Massenmärsche gegen Rassismus

In New York, Washington, Boston und kalifornischen Städten protestieren Zehntausende

  • Max Böhnel, New York
  • Lesedauer: 3 Min.
Mit dem »Millions March« fand in New York die bisher größte Demonstration gegen rassistische Polizeigewalt dieses Jahr statt. Auch in anderen USA-Großstädten gingen Menschen auf die Straßen.

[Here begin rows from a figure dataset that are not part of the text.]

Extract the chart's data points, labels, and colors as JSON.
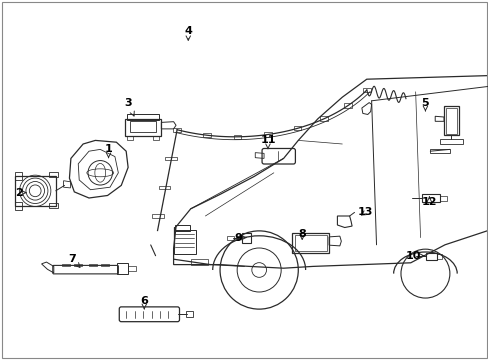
{
  "background_color": "#ffffff",
  "line_color": "#2a2a2a",
  "label_color": "#000000",
  "figsize": [
    4.89,
    3.6
  ],
  "dpi": 100,
  "label_positions": {
    "1": {
      "text": [
        0.222,
        0.415
      ],
      "target": [
        0.222,
        0.44
      ]
    },
    "2": {
      "text": [
        0.038,
        0.535
      ],
      "target": [
        0.055,
        0.535
      ]
    },
    "3": {
      "text": [
        0.262,
        0.285
      ],
      "target": [
        0.275,
        0.325
      ]
    },
    "4": {
      "text": [
        0.385,
        0.085
      ],
      "target": [
        0.385,
        0.115
      ]
    },
    "5": {
      "text": [
        0.87,
        0.285
      ],
      "target": [
        0.87,
        0.31
      ]
    },
    "6": {
      "text": [
        0.295,
        0.835
      ],
      "target": [
        0.295,
        0.86
      ]
    },
    "7": {
      "text": [
        0.148,
        0.72
      ],
      "target": [
        0.165,
        0.745
      ]
    },
    "8": {
      "text": [
        0.618,
        0.65
      ],
      "target": [
        0.618,
        0.668
      ]
    },
    "9": {
      "text": [
        0.488,
        0.66
      ],
      "target": [
        0.505,
        0.66
      ]
    },
    "10": {
      "text": [
        0.845,
        0.71
      ],
      "target": [
        0.868,
        0.71
      ]
    },
    "11": {
      "text": [
        0.548,
        0.39
      ],
      "target": [
        0.548,
        0.415
      ]
    },
    "12": {
      "text": [
        0.878,
        0.56
      ],
      "target": [
        0.878,
        0.545
      ]
    },
    "13": {
      "text": [
        0.748,
        0.59
      ],
      "target": [
        0.73,
        0.605
      ]
    }
  }
}
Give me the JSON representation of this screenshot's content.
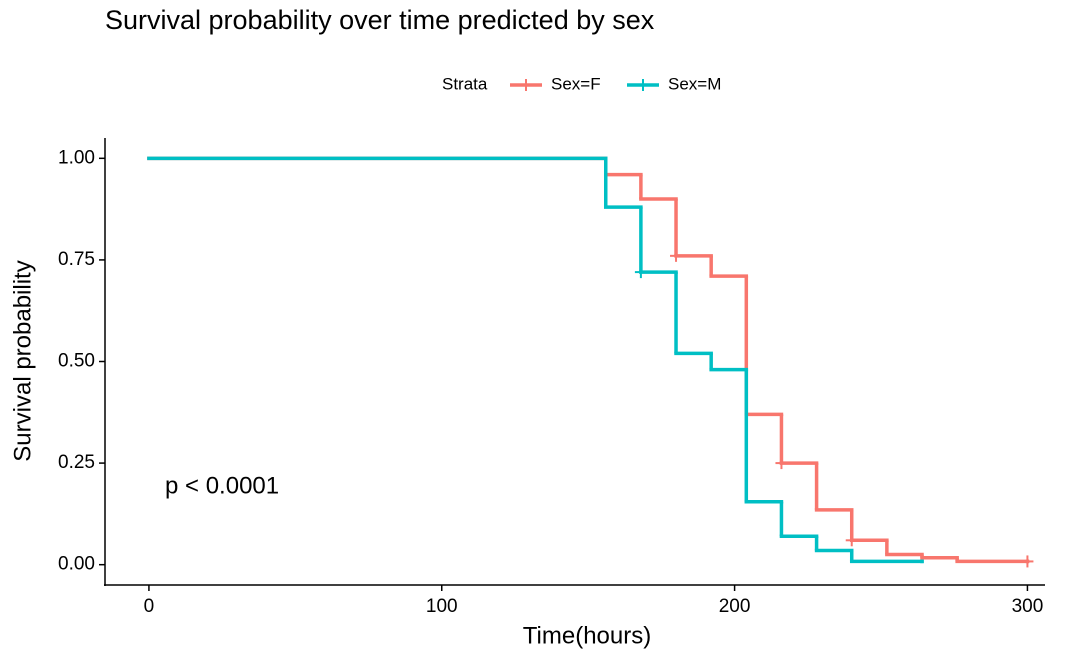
{
  "chart_data": {
    "type": "step",
    "title": "Survival probability over time predicted by sex",
    "x_label": "Time(hours)",
    "y_label": "Survival probability",
    "legend_title": "Strata",
    "annotation": "p < 0.0001",
    "xlim": [
      -15,
      306
    ],
    "ylim": [
      -0.05,
      1.05
    ],
    "xticks": [
      0,
      100,
      200,
      300
    ],
    "yticks": [
      {
        "value": 0,
        "label": "0.00"
      },
      0.25,
      {
        "value": 0.5,
        "label": "0.50"
      },
      0.75,
      {
        "value": 1,
        "label": "1.00"
      }
    ],
    "series": [
      {
        "name": "Sex=F",
        "color": "#f8766d",
        "x": [
          0,
          156,
          168,
          180,
          192,
          204,
          216,
          228,
          240,
          252,
          264,
          276,
          300
        ],
        "values": [
          1,
          0.96,
          0.9,
          0.76,
          0.71,
          0.37,
          0.25,
          0.135,
          0.06,
          0.025,
          0.017,
          0.008,
          0.008
        ],
        "censor_x": [
          180,
          216,
          240,
          300
        ],
        "censor_y": [
          0.76,
          0.25,
          0.06,
          0.008
        ]
      },
      {
        "name": "Sex=M",
        "color": "#00bfc4",
        "x": [
          0,
          156,
          168,
          180,
          192,
          204,
          216,
          228,
          240,
          264
        ],
        "values": [
          1,
          0.88,
          0.72,
          0.52,
          0.48,
          0.155,
          0.07,
          0.035,
          0.008,
          0.008
        ],
        "censor_x": [
          168
        ],
        "censor_y": [
          0.72
        ]
      }
    ]
  }
}
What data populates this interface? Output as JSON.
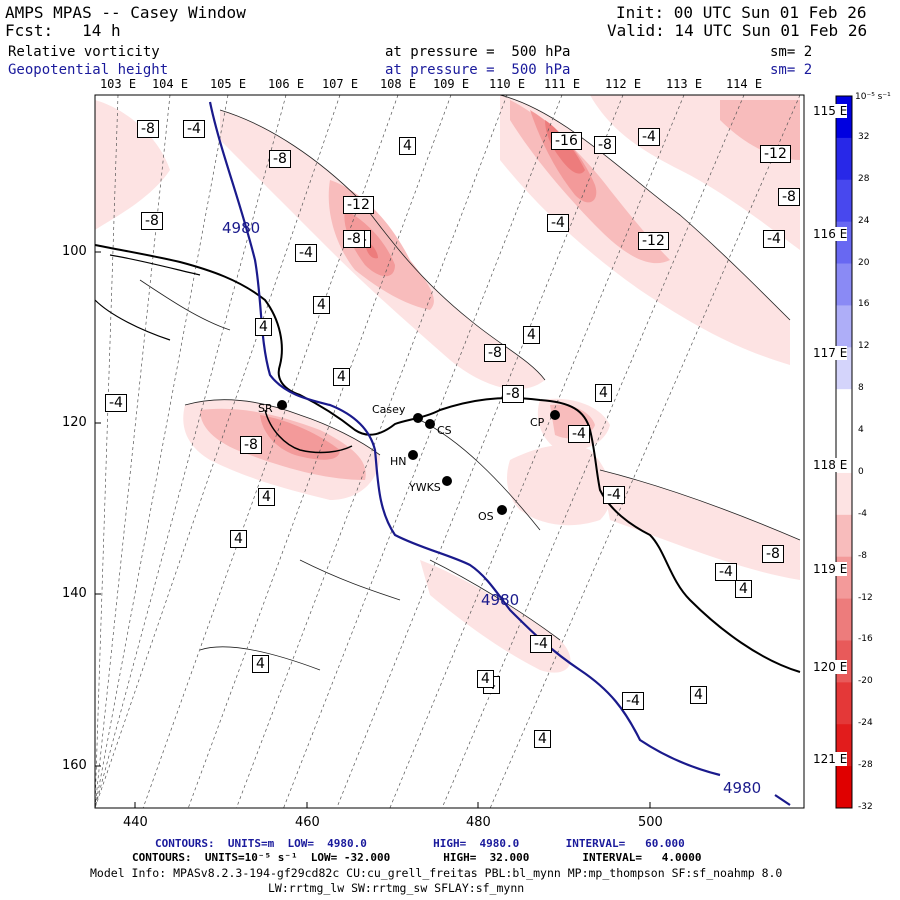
{
  "header": {
    "left1": "AMPS MPAS -- Casey Window",
    "left2": "Fcst:   14 h",
    "right1": "Init: 00 UTC Sun 01 Feb 26",
    "right2": "Valid: 14 UTC Sun 01 Feb 26"
  },
  "fields": [
    {
      "name": "Relative vorticity",
      "level": "at pressure =  500 hPa",
      "sm": "sm= 2"
    },
    {
      "name": "Geopotential height",
      "level": "at pressure =  500 hPa",
      "sm": "sm= 2"
    }
  ],
  "map": {
    "top_lon_labels": [
      "103 E",
      "104 E",
      "105 E",
      "106 E",
      "107 E",
      "108 E",
      "109 E",
      "110 E",
      "111 E",
      "112 E",
      "113 E",
      "114 E"
    ],
    "right_lon_labels": [
      "115 E",
      "116 E",
      "117 E",
      "118 E",
      "119 E",
      "120 E",
      "121 E"
    ],
    "x_ticks": [
      "440",
      "460",
      "480",
      "500"
    ],
    "y_ticks": [
      "100",
      "120",
      "140",
      "160"
    ],
    "stations": [
      "Casey",
      "CS",
      "SR",
      "HN",
      "YWKS",
      "OS",
      "CP"
    ],
    "height_label": "4980",
    "vorticity_labels": [
      "-8",
      "-4",
      "-8",
      "-8",
      "-12",
      "-4",
      "-4",
      "4",
      "4",
      "4",
      "-4",
      "4",
      "-8",
      "4",
      "-8",
      "-8",
      "-4",
      "4",
      "4",
      "-4",
      "4",
      "4",
      "4",
      "-16",
      "-8",
      "-4",
      "-12",
      "-4",
      "-12",
      "-8",
      "-4",
      "-8",
      "-4",
      "-4",
      "-4"
    ]
  },
  "colorbar": {
    "unit": "10⁻⁵ s⁻¹",
    "labels": [
      "32",
      "28",
      "24",
      "20",
      "16",
      "12",
      "8",
      "4",
      "0",
      "-4",
      "-8",
      "-12",
      "-16",
      "-20",
      "-24",
      "-28",
      "-32"
    ]
  },
  "footer": {
    "line1": "CONTOURS:  UNITS=m  LOW=  4980.0          HIGH=  4980.0       INTERVAL=   60.000",
    "line2": "CONTOURS:  UNITS=10⁻⁵ s⁻¹  LOW= -32.000        HIGH=  32.000        INTERVAL=   4.0000",
    "line3": "Model Info: MPASv8.2.3-194-gf29cd82c CU:cu_grell_freitas PBL:bl_mynn MP:mp_thompson SF:sf_noahmp 8.0",
    "line4": "LW:rrtmg_lw SW:rrtmg_sw SFLAY:sf_mynn"
  }
}
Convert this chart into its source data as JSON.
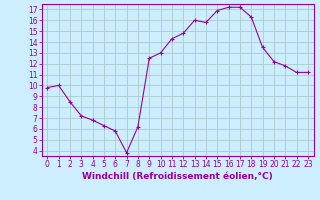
{
  "x": [
    0,
    1,
    2,
    3,
    4,
    5,
    6,
    7,
    8,
    9,
    10,
    11,
    12,
    13,
    14,
    15,
    16,
    17,
    18,
    19,
    20,
    21,
    22,
    23
  ],
  "y": [
    9.8,
    10.0,
    8.5,
    7.2,
    6.8,
    6.3,
    5.8,
    3.8,
    6.2,
    12.5,
    13.0,
    14.3,
    14.8,
    16.0,
    15.8,
    16.9,
    17.2,
    17.2,
    16.3,
    13.5,
    12.2,
    11.8,
    11.2,
    11.2
  ],
  "line_color": "#990099",
  "marker": "+",
  "marker_size": 3,
  "bg_color": "#cceeff",
  "grid_color": "#aacccc",
  "xlabel": "Windchill (Refroidissement éolien,°C)",
  "xlabel_color": "#990099",
  "ylabel_ticks": [
    4,
    5,
    6,
    7,
    8,
    9,
    10,
    11,
    12,
    13,
    14,
    15,
    16,
    17
  ],
  "xlim": [
    -0.5,
    23.5
  ],
  "ylim": [
    3.5,
    17.5
  ],
  "tick_color": "#990099",
  "axis_color": "#990099",
  "tick_fontsize": 5.5,
  "xlabel_fontsize": 6.5
}
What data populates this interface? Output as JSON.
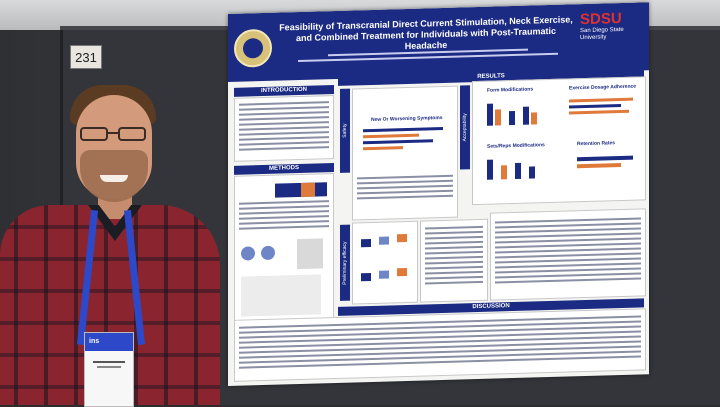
{
  "booth": {
    "number": "231"
  },
  "poster": {
    "title": "Feasibility of Transcranial Direct Current Stimulation, Neck Exercise, and Combined Treatment for Individuals with Post-Traumatic Headache",
    "brand": "SDSU",
    "brand_sub": "San Diego State University",
    "sections": {
      "introduction": "INTRODUCTION",
      "methods": "METHODS",
      "results": "RESULTS",
      "discussion": "DISCUSSION"
    },
    "panels": {
      "form_mod": "Form Modifications",
      "dosage": "Exercise Dosage Adherence",
      "sets_reps": "Sets/Reps Modifications",
      "retention": "Retention Rates",
      "new_symptoms": "New Or Worsening Symptoms",
      "safety": "Safety",
      "acceptability": "Acceptability",
      "efficacy": "Preliminary efficacy"
    }
  },
  "badge": {
    "org": "ins"
  },
  "colors": {
    "navy": "#1b2a82",
    "orange": "#e07a3a",
    "brand_red": "#e03131"
  }
}
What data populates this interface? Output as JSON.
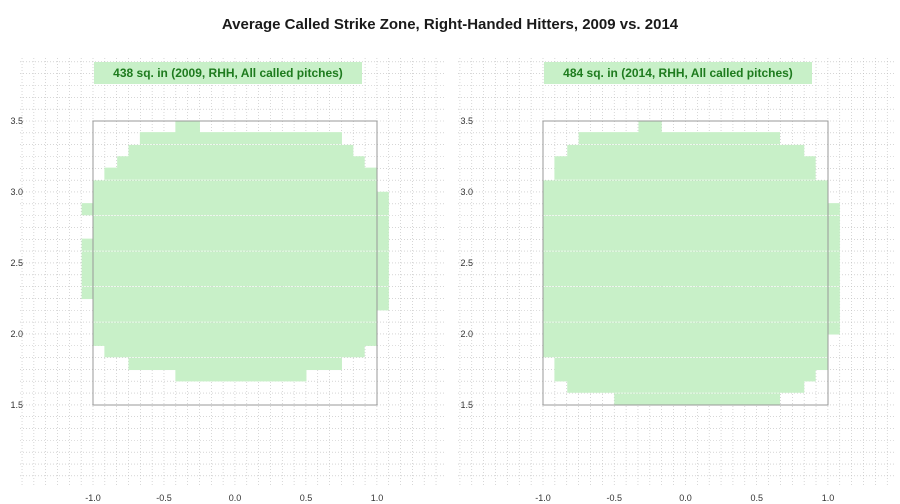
{
  "title": "Average Called Strike Zone, Right-Handed Hitters, 2009 vs. 2014",
  "colors": {
    "zone": "#c8f0c8",
    "label_bg": "#c8f0c8",
    "label_text": "#1e7b1e",
    "grid": "#bdbdbd",
    "frame": "#999999"
  },
  "chart_data": [
    {
      "type": "heatmap",
      "label": "438 sq. in (2009, RHH, All called pitches)",
      "x_ticks": [
        "-1.0",
        "-0.5",
        "0.0",
        "0.5",
        "1.0"
      ],
      "y_ticks": [
        "1.5",
        "2.0",
        "2.5",
        "3.0",
        "3.5"
      ],
      "xlim": [
        -1.0,
        1.0
      ],
      "ylim": [
        1.5,
        3.5
      ],
      "cell_size": 0.0833,
      "zone_rows": [
        {
          "y": 3.46,
          "x_min": -0.42,
          "x_max": -0.33
        },
        {
          "y": 3.38,
          "x_min": -0.67,
          "x_max": 0.67
        },
        {
          "y": 3.29,
          "x_min": -0.75,
          "x_max": 0.75
        },
        {
          "y": 3.21,
          "x_min": -0.83,
          "x_max": 0.83
        },
        {
          "y": 3.13,
          "x_min": -0.92,
          "x_max": 0.92
        },
        {
          "y": 3.04,
          "x_min": -1.0,
          "x_max": 0.92
        },
        {
          "y": 2.96,
          "x_min": -1.0,
          "x_max": 1.0
        },
        {
          "y": 2.88,
          "x_min": -1.08,
          "x_max": 1.0
        },
        {
          "y": 2.79,
          "x_min": -1.0,
          "x_max": 1.0
        },
        {
          "y": 2.71,
          "x_min": -1.0,
          "x_max": 1.0
        },
        {
          "y": 2.63,
          "x_min": -1.08,
          "x_max": 1.0
        },
        {
          "y": 2.54,
          "x_min": -1.08,
          "x_max": 1.0
        },
        {
          "y": 2.46,
          "x_min": -1.08,
          "x_max": 1.0
        },
        {
          "y": 2.38,
          "x_min": -1.08,
          "x_max": 1.0
        },
        {
          "y": 2.29,
          "x_min": -1.08,
          "x_max": 1.0
        },
        {
          "y": 2.21,
          "x_min": -1.0,
          "x_max": 1.0
        },
        {
          "y": 2.13,
          "x_min": -1.0,
          "x_max": 0.92
        },
        {
          "y": 2.04,
          "x_min": -1.0,
          "x_max": 0.92
        },
        {
          "y": 1.96,
          "x_min": -1.0,
          "x_max": 0.92
        },
        {
          "y": 1.88,
          "x_min": -0.92,
          "x_max": 0.83
        },
        {
          "y": 1.79,
          "x_min": -0.75,
          "x_max": 0.67
        },
        {
          "y": 1.71,
          "x_min": -0.42,
          "x_max": 0.42
        }
      ]
    },
    {
      "type": "heatmap",
      "label": "484 sq. in (2014, RHH, All called pitches)",
      "x_ticks": [
        "-1.0",
        "-0.5",
        "0.0",
        "0.5",
        "1.0"
      ],
      "y_ticks": [
        "1.5",
        "2.0",
        "2.5",
        "3.0",
        "3.5"
      ],
      "xlim": [
        -1.0,
        1.0
      ],
      "ylim": [
        1.5,
        3.5
      ],
      "cell_size": 0.0833,
      "zone_rows": [
        {
          "y": 3.46,
          "x_min": -0.33,
          "x_max": -0.25
        },
        {
          "y": 3.38,
          "x_min": -0.75,
          "x_max": 0.58
        },
        {
          "y": 3.29,
          "x_min": -0.83,
          "x_max": 0.75
        },
        {
          "y": 3.21,
          "x_min": -0.92,
          "x_max": 0.83
        },
        {
          "y": 3.13,
          "x_min": -0.92,
          "x_max": 0.83
        },
        {
          "y": 3.04,
          "x_min": -1.0,
          "x_max": 0.92
        },
        {
          "y": 2.96,
          "x_min": -1.0,
          "x_max": 0.92
        },
        {
          "y": 2.88,
          "x_min": -1.0,
          "x_max": 1.0
        },
        {
          "y": 2.79,
          "x_min": -1.0,
          "x_max": 1.0
        },
        {
          "y": 2.71,
          "x_min": -1.0,
          "x_max": 1.0
        },
        {
          "y": 2.63,
          "x_min": -1.0,
          "x_max": 1.0
        },
        {
          "y": 2.54,
          "x_min": -1.0,
          "x_max": 1.0
        },
        {
          "y": 2.46,
          "x_min": -1.0,
          "x_max": 1.0
        },
        {
          "y": 2.38,
          "x_min": -1.0,
          "x_max": 1.0
        },
        {
          "y": 2.29,
          "x_min": -1.0,
          "x_max": 1.0
        },
        {
          "y": 2.21,
          "x_min": -1.0,
          "x_max": 1.0
        },
        {
          "y": 2.13,
          "x_min": -1.0,
          "x_max": 1.0
        },
        {
          "y": 2.04,
          "x_min": -1.0,
          "x_max": 1.0
        },
        {
          "y": 1.96,
          "x_min": -1.0,
          "x_max": 0.92
        },
        {
          "y": 1.88,
          "x_min": -1.0,
          "x_max": 0.92
        },
        {
          "y": 1.79,
          "x_min": -0.92,
          "x_max": 0.92
        },
        {
          "y": 1.71,
          "x_min": -0.92,
          "x_max": 0.83
        },
        {
          "y": 1.63,
          "x_min": -0.83,
          "x_max": 0.75
        },
        {
          "y": 1.54,
          "x_min": -0.5,
          "x_max": 0.58
        }
      ]
    }
  ]
}
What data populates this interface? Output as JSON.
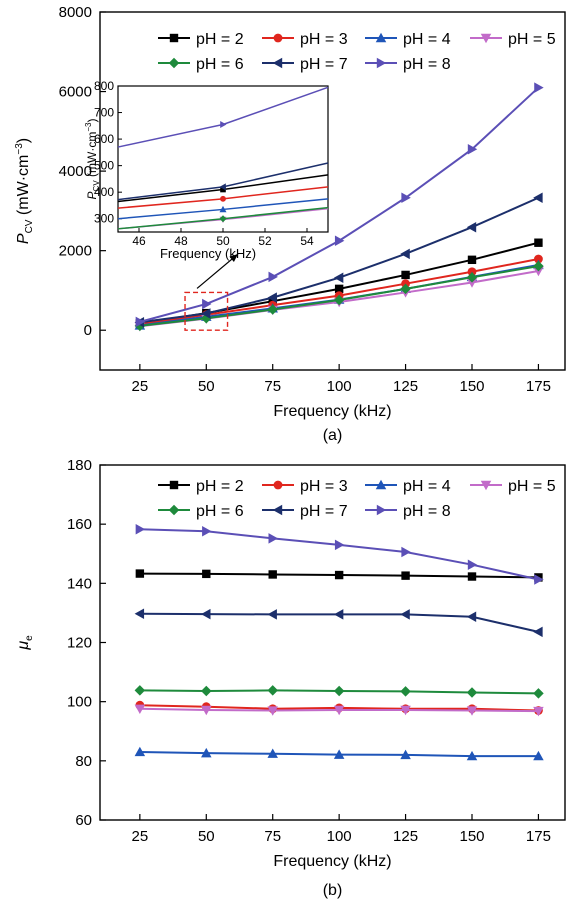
{
  "chart_data": [
    {
      "type": "line",
      "panel_label": "(a)",
      "title": "",
      "xlabel": "Frequency (kHz)",
      "ylabel_main": "P",
      "ylabel_sub": "CV",
      "ylabel_unit": "(mW·cm",
      "ylabel_unit_sup": "−3",
      "ylabel_unit_end": ")",
      "xlim": [
        10,
        185
      ],
      "ylim": [
        -1000,
        8000
      ],
      "xticks": [
        25,
        50,
        75,
        100,
        125,
        150,
        175
      ],
      "yticks": [
        0,
        2000,
        4000,
        6000,
        8000
      ],
      "grid": false,
      "legend_position": "top-right",
      "x": [
        25,
        50,
        75,
        100,
        125,
        150,
        175
      ],
      "series": [
        {
          "name": "pH = 2",
          "color": "#000000",
          "marker": "square",
          "values": [
            170,
            430,
            730,
            1040,
            1390,
            1770,
            2200
          ]
        },
        {
          "name": "pH = 3",
          "color": "#e0261e",
          "marker": "circle",
          "values": [
            150,
            390,
            630,
            870,
            1170,
            1470,
            1790
          ]
        },
        {
          "name": "pH = 4",
          "color": "#1f55b8",
          "marker": "triangle-up",
          "values": [
            120,
            340,
            550,
            770,
            1040,
            1340,
            1640
          ]
        },
        {
          "name": "pH = 5",
          "color": "#c26bc9",
          "marker": "triangle-down",
          "values": [
            100,
            290,
            510,
            710,
            950,
            1200,
            1490
          ]
        },
        {
          "name": "pH = 6",
          "color": "#1e8a3c",
          "marker": "diamond",
          "values": [
            110,
            300,
            520,
            760,
            1040,
            1330,
            1610
          ]
        },
        {
          "name": "pH = 7",
          "color": "#1c2f6b",
          "marker": "triangle-left",
          "values": [
            200,
            420,
            820,
            1320,
            1920,
            2590,
            3330
          ]
        },
        {
          "name": "pH = 8",
          "color": "#5b4fb6",
          "marker": "triangle-right",
          "values": [
            210,
            660,
            1340,
            2250,
            3330,
            4550,
            6100
          ]
        }
      ],
      "inset": {
        "xlabel": "Frequency (kHz)",
        "ylabel_main": "P",
        "ylabel_sub": "CV",
        "ylabel_unit": "(mW·cm",
        "ylabel_unit_sup": "−3",
        "ylabel_unit_end": ")",
        "xlim": [
          45,
          55
        ],
        "ylim": [
          250,
          800
        ],
        "xticks": [
          46,
          48,
          50,
          52,
          54
        ],
        "yticks": [
          300,
          400,
          500,
          600,
          700,
          800
        ],
        "x": [
          45,
          50,
          55
        ],
        "series": [
          {
            "name": "pH = 2",
            "values": [
              365,
              410,
              465
            ]
          },
          {
            "name": "pH = 3",
            "values": [
              340,
              375,
              420
            ]
          },
          {
            "name": "pH = 4",
            "values": [
              300,
              335,
              375
            ]
          },
          {
            "name": "pH = 5",
            "values": [
              262,
              297,
              338
            ]
          },
          {
            "name": "pH = 6",
            "values": [
              262,
              300,
              342
            ]
          },
          {
            "name": "pH = 7",
            "values": [
              372,
              420,
              510
            ]
          },
          {
            "name": "pH = 8",
            "values": [
              570,
              655,
              795
            ]
          }
        ]
      }
    },
    {
      "type": "line",
      "panel_label": "(b)",
      "title": "",
      "xlabel": "Frequency (kHz)",
      "ylabel_main": "μ",
      "ylabel_sub": "e",
      "xlim": [
        10,
        185
      ],
      "ylim": [
        60,
        180
      ],
      "xticks": [
        25,
        50,
        75,
        100,
        125,
        150,
        175
      ],
      "yticks": [
        60,
        80,
        100,
        120,
        140,
        160,
        180
      ],
      "grid": false,
      "legend_position": "top-right",
      "x": [
        25,
        50,
        75,
        100,
        125,
        150,
        175
      ],
      "series": [
        {
          "name": "pH = 2",
          "color": "#000000",
          "marker": "square",
          "values": [
            143.3,
            143.2,
            143.0,
            142.8,
            142.6,
            142.3,
            142.0
          ]
        },
        {
          "name": "pH = 3",
          "color": "#e0261e",
          "marker": "circle",
          "values": [
            98.8,
            98.3,
            97.6,
            97.9,
            97.6,
            97.6,
            97.0
          ]
        },
        {
          "name": "pH = 4",
          "color": "#1f55b8",
          "marker": "triangle-up",
          "values": [
            83.0,
            82.6,
            82.4,
            82.1,
            82.0,
            81.6,
            81.6
          ]
        },
        {
          "name": "pH = 5",
          "color": "#c26bc9",
          "marker": "triangle-down",
          "values": [
            97.6,
            97.2,
            97.0,
            97.2,
            97.2,
            97.0,
            96.8
          ]
        },
        {
          "name": "pH = 6",
          "color": "#1e8a3c",
          "marker": "diamond",
          "values": [
            103.8,
            103.6,
            103.8,
            103.6,
            103.5,
            103.1,
            102.8
          ]
        },
        {
          "name": "pH = 7",
          "color": "#1c2f6b",
          "marker": "triangle-left",
          "values": [
            129.7,
            129.6,
            129.5,
            129.5,
            129.5,
            128.7,
            123.6
          ]
        },
        {
          "name": "pH = 8",
          "color": "#5b4fb6",
          "marker": "triangle-right",
          "values": [
            158.3,
            157.6,
            155.2,
            153.0,
            150.6,
            146.3,
            141.3
          ]
        }
      ]
    }
  ]
}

Millionen waren es nicht, wie das Bündnis »Millions March New York City« mit seiner Selbstbezeichnung suggeriert hatte, auch nicht Hunderttausende, aber immerhin mehrere Zehntausend. Bei Temperaturen unter Null Grad zogen schätzungsweise 60 000 Menschen vom Washington Square Park über die 5th und 6th Avenue über den Broadway und anschließend zum Hauptquartier der weltgrößten Stadtpolizei NYPD. Der sechs Kilometer lange Zug wurde von Angehörigen jüngst durch Polizeigewalt ermordeter Afroamerikaner angeführt. »I can’t breathe« (Ich kann nicht atmen), die letzten Worte des am 17. Juli im Polizeigriff erstickten Afroamerikaners Eric Garner, wurden auf Hunderten von Schildern mitgeführt. Von den Gehsteigen aus applaudierten viele Weihnachtseinkäufer den Sprechchören. »We will shut New York City down« (wir machen New York dicht), hieß es, »Justice now!« (Gerechtigkeit jetzt), aber auch »The whole damn system is guilty as hell« (Das ganze verdammte System ist schuld). Die New Yorker Cops hielten weitgehend Distanz und ignorierten Sprechchöre, die ihnen Ku-Klux-Klan-Methoden vorwarfen, oder »Fuck the Police«. Nach der kurzen Schlusskundgebung blockierten gut Tausend Demonstranten die Fahrbahnen über die Brooklyn Bridge.

In die fünf Fahrstunden von New York entfernte USA-Hauptstadt Washington hatte parallel dazu der Bürgerrechtler Al Sharpton mobilisiert. Gut 15 000 Menschen demonstrierten auf der Pennsylvania Avenue zwischen dem Kapitol und dem Weißen Haus. Neben der Mutter und der Witwe von Eric Garner nahmen auch die Angehörigen von Michael Brown, der in Ferguson von einem weißen Polizisten erschossen worden war, sowie von Tamir Rice, einem zwölfjährigen Polizeiopfer in Cleveland, und von Trayvon Martin teil. Letzterer war 2012 in Florida von einem privaten Wachmann umgebracht worden. In keinem der Fälle ist der Täter zur Verantwortung gezogen worden.

Gwen Carr, die Mutter von Eric Garner, gelobte, die Proteste würden in den gesamten USA solange fortgesetzt werden, bis »Gerechtigkeit hergestellt worden ist«. Al Sharpton appellierte an den Washingtoner Kongress, eine umfangreiche Justizreform einzuleiten, und kritisierte die weißen Eliten: »Ihr dachtet wohl, Ihr könnt das unter den Tisch kehren, Ihr dachtet, niemand würde darauf aufmerksam machen, aber da habt Ihr Euch getäuscht«.

Auch in Boston, Chicago und in mehreren Städten Kaliforniens gab es Solidaritätsdemonstrationen.

Zu befürchten ist, dass die Rufe nach Justiz- und Polizeireformen an der geballten Macht des tief verankerten institutionellen Rassismus zerschellen. So haben die lokalen Behörden in Ferguson beispielsweise angekündigt, die »Verdachts«-Kontrollen von Autofahrern noch weiter als bisher auszudehnen, um mit den Einnahmen von Strafgebühren die maroden Stadtkassen aufzubessern. Selbst die New Yorker Polizei schert sich um Kritik wenig und geht sogar in die Offensive. Die größte Polizistengewerkschaft erklärte am Wochenende den liberalen Bürgermeister der Stadt Bill DeBlasio zur unerwünschten Person bei Begräbnissen von Beamten, die im Dienst umgekommen sind.